Il était temps que deux grands chefs religieux, le pape François pour les catholiques et le recteur d'Al Azhar pour les musulmans sunnites, dénoncent les dérives dangereuses de l'instrumentalisation des religions qui n'augurent de rien de bon avec la montée des populismes partout dans le monde, avec le risque de nouvelles guerres des religions !
Il faut saluer les Emirats Arabes Unis d'avoir permis cette conférence. Si le sultan des EAU a rompu ses relations diplomatiques avec l'émir du Qatar, contestant son soutien aux Frères musulmans, financier, politique et médiatique puisqu'il met à leur service sa chaîne Al Jazeera où officie régulièrement leur guide spirituel Youssef al-Qaradâwî; il fallait que des chefs religieux dénoncent à leur tour l'exploitation de la religion par les Frères musulmans, entre autres !

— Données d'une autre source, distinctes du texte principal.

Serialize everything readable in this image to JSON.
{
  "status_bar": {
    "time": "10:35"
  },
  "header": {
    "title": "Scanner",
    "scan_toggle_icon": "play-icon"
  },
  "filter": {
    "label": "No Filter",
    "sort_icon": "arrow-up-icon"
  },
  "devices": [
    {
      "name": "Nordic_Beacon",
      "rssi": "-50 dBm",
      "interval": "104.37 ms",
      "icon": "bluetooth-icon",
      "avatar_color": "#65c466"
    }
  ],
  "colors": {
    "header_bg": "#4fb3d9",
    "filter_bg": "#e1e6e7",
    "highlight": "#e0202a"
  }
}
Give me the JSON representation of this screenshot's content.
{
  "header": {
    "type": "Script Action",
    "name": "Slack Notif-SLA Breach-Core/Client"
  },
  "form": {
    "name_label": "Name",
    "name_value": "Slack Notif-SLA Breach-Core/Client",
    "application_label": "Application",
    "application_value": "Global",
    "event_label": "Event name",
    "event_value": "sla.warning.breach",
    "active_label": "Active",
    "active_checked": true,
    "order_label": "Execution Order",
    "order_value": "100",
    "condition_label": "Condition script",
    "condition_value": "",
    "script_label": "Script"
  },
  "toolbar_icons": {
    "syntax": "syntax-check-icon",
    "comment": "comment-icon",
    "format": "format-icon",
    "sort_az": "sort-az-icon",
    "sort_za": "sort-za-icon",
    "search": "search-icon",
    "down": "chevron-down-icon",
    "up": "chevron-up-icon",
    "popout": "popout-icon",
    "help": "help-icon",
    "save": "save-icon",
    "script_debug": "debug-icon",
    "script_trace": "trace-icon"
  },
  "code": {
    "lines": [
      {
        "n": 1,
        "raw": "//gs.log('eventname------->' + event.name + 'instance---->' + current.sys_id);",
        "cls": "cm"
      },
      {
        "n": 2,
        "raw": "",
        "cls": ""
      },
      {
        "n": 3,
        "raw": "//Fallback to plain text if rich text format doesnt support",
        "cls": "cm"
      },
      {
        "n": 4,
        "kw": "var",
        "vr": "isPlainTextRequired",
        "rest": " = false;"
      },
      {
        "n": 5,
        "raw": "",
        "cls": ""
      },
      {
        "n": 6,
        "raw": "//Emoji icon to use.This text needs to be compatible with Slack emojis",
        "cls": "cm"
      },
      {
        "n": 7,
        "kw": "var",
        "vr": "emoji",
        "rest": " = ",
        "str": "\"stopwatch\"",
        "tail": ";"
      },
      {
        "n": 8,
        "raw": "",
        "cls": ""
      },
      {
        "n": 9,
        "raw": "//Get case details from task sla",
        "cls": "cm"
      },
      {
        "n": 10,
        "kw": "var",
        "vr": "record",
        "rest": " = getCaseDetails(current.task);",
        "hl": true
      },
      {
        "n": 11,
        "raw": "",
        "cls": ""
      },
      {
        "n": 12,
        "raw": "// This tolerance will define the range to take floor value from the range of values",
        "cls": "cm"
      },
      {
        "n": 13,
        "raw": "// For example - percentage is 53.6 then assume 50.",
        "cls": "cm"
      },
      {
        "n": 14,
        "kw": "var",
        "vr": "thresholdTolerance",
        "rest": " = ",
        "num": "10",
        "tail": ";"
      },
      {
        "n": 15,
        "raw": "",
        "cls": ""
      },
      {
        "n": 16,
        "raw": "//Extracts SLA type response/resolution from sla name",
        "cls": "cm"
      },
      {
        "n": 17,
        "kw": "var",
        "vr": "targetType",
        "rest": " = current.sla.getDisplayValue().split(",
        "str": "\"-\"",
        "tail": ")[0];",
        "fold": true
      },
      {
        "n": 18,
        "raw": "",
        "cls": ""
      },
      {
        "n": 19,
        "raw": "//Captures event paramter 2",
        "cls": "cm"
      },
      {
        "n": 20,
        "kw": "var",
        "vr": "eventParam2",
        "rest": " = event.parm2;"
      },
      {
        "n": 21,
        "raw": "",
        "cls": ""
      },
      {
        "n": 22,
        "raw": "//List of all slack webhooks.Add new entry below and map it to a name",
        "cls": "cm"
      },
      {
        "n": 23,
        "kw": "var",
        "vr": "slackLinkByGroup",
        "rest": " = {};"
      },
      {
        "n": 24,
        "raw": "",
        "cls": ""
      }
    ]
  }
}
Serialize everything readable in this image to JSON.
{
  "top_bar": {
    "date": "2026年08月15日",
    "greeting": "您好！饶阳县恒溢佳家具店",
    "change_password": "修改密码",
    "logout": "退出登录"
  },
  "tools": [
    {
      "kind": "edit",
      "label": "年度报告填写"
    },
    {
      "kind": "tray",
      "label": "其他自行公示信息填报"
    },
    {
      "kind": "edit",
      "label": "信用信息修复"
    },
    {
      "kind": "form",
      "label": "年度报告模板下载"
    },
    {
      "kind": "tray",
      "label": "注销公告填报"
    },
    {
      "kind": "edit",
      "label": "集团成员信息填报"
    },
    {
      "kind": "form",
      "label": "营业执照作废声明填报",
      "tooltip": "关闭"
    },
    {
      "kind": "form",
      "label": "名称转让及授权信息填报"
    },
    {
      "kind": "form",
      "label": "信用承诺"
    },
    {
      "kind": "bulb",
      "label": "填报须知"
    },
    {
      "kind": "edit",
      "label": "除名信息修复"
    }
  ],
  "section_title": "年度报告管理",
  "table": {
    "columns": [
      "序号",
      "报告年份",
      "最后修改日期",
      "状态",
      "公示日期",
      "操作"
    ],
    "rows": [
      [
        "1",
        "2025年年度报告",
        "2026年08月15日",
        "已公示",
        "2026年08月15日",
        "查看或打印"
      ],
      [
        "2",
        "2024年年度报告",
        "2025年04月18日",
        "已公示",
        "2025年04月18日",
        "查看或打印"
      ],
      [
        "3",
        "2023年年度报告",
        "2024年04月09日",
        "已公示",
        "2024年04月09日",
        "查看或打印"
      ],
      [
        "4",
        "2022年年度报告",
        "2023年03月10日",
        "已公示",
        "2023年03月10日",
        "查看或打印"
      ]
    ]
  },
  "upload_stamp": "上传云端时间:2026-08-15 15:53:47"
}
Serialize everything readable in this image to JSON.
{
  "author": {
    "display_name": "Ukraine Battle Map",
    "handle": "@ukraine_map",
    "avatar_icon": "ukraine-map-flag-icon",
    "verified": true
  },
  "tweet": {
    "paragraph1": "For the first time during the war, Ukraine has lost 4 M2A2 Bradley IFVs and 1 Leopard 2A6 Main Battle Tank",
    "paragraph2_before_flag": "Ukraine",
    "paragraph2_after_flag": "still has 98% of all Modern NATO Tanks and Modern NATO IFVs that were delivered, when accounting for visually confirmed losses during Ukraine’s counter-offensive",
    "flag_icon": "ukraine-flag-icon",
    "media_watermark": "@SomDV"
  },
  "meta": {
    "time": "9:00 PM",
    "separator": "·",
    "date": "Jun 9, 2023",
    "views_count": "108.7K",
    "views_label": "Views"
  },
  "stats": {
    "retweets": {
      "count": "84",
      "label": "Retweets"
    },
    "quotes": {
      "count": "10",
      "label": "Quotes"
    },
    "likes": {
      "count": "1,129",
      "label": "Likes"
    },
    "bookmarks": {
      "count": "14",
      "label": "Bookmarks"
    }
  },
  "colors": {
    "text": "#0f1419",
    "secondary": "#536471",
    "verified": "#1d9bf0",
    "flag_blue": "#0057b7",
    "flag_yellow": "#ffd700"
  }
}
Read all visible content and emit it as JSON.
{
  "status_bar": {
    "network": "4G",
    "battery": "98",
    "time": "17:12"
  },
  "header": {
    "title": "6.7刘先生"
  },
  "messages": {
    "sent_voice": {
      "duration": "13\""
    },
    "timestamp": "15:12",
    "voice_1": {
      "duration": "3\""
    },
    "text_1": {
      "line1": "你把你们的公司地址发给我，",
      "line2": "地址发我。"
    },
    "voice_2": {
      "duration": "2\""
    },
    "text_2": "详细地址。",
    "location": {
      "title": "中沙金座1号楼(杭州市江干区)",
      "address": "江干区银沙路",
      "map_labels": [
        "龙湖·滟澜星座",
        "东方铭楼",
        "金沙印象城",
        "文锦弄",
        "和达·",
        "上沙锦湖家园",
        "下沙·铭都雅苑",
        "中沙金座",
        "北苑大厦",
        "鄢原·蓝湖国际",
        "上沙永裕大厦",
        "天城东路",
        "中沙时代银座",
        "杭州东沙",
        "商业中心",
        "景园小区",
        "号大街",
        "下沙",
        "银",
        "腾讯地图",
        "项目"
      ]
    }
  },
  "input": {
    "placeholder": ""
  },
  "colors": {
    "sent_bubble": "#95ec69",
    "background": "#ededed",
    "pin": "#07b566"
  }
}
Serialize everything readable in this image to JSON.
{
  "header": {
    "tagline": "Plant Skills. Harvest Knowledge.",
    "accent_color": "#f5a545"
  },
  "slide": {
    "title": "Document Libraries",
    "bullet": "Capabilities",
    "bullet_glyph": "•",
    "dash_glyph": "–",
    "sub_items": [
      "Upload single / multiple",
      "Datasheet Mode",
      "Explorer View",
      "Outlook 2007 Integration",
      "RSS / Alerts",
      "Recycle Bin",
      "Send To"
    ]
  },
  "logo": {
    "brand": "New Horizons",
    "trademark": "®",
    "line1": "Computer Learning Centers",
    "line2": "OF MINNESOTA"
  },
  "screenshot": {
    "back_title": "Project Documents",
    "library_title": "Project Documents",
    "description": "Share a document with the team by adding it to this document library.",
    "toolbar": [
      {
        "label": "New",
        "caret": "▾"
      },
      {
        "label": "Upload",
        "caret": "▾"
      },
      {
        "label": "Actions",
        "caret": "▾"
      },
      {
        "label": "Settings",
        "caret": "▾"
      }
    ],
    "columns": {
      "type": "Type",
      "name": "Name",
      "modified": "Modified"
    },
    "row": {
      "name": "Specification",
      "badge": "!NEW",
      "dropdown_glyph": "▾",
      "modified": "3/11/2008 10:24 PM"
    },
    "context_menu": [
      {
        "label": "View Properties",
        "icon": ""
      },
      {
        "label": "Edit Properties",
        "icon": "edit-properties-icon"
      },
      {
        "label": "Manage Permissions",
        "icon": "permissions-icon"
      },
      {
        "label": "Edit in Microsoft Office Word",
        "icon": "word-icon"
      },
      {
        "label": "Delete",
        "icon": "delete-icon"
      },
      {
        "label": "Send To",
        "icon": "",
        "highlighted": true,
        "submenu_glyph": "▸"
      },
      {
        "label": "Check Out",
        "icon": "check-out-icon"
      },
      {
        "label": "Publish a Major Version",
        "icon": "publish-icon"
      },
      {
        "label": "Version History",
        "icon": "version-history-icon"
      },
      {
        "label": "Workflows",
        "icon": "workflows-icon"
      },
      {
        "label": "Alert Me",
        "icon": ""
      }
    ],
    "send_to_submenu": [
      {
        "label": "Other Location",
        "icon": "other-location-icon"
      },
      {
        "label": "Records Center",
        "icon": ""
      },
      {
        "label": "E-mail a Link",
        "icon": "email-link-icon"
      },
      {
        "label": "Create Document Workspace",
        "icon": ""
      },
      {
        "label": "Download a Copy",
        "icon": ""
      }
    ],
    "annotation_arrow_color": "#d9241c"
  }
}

C'est fait. Et c'est bien dit !
R.B
Le Pape François et le Grand Imam d'Al-Azhar Ahmad Al-Tayeb
Abou Dhabi : signature d'une déclaration historique
Le Pape François et le
Grand Imam d'Al-Azhar Ahmad Al-Tayeb formulent une forte condamnation du
terrorisme et de la violence : « Dieu ne veut pas que son nom soit utilisé pour
terroriser les gens », précisent-ils dans ce texte qui se penche notamment sur
la paix, la liberté religieuse et les droits des femmes.
Le Document sur la
fraternité humaine pour la paix dans le monde et la coexistence commune signé
cet après-midi à Abou Dhabi par le Pape François et le Grand Imam d'Al-Azhar,
Ahmad Al-Tayeb, constitue non seulement une étape importante dans les relations
entre le christianisme et l'islam, mais c'est aussi un message qui a un fort
impact sur la scène internationale. En préface, après avoir affirmé que «la
foi amène le croyant à voir dans l'autre un frère à soutenir et aimer », le
texte est présenté comme « un document raisonné avec sincérité et
sérieux", qui invite "toutes les personnes qui portent dans leur cœur
la foi en Dieu et la foi en la fraternité humaine, à s'unir et travailler ensemble
».
Le document débute par une série d’invocations : le Pape et le Grand Imam
parlent «au nom de Dieu qui créa tous les êtres humains égaux en
droits, devoirs et dignité », «au nom de l'âme humaine innocente
que Dieu a interdit de tuer », « au nom des pauvres »,
des « orphelins et des veuves, des réfugiés et des exilés, de toutes
les victimes de guerres » et « de persécutions ».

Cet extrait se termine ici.